(Emmanuel Macron, 3 mars 2022)
François Mitterrand déclare sa candidature à un second mandat présidentiel, le 22 mars 1988 sur Antenne 2, en répondant simplement « oui » à la question que lui pose Henri Sannier – « êtes-vous à nouveau candidat à la présidence de la République ? » – puis il publie une Lettre à tous les Français, le 7 avril, pour exposer son bilan et énoncer son programme. Trente-quatre ans plus tard, Emmanuel Macron pratique le « tout en un » dans une Lettre aux Français. Entre temps, Nicolas Sarkozy diffuse de semblables Lettres en 2007 et 2012. Et qui se souvient de la Lettre aux Françaises et aux Français écrite par le candidat Pierre Marcilhacy, six mois avant l’élection présidentielle de 1965 ?
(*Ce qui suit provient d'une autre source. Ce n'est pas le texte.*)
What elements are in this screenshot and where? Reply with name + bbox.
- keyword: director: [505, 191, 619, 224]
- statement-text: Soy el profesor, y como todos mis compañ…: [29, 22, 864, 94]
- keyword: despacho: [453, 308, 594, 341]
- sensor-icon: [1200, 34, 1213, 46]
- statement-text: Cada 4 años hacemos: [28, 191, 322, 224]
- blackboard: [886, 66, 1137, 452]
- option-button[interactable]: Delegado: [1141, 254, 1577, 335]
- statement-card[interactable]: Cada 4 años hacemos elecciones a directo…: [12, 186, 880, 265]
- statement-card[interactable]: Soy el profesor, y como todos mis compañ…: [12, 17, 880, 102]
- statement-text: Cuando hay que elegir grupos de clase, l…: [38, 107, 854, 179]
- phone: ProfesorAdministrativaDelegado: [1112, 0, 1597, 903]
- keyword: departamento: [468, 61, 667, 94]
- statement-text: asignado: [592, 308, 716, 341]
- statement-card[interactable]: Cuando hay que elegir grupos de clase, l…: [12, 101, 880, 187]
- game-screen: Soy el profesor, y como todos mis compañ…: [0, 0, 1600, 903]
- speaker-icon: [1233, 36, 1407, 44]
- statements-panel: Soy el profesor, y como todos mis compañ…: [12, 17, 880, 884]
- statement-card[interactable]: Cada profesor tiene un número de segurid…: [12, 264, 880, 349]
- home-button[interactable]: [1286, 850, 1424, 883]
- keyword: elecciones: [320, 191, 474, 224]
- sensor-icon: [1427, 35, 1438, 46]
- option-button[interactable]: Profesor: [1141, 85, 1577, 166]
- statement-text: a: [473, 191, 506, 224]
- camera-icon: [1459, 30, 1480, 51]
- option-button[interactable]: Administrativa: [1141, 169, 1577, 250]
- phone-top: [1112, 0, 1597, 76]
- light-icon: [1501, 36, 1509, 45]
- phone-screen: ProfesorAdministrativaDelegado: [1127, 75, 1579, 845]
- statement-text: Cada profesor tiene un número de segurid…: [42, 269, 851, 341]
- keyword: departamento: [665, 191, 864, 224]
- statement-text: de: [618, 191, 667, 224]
La connotation très personnelle du mot lettre, alors même que le message s’adresse à plusieurs dizaines de millions de personnes, est bien en ligne avec la fameuse définition de l’élection présidentielle, généralement attribuée au général de Gaulle : la rencontre d’un homme et d’un peuple. Mais le choix d’un tel intitulé suppose une sorte de métaphore, construite sur l’analogie entre deux types de textes écrits adressés, l’un à une personne ou à quelques destinataires bien identifiés, l’autre à un large collectif dont la majeure partie n’en sera jamais réellement destinataire. La figure de la synecdoque qui permet de passer du peuple à l’individu dans sa singularité, apparaît comme un moyen finalement assez classique pour tenter de réduire une distance entre gouvernants et gouvernés volontiers considérée comme s’accroissant dangereusement.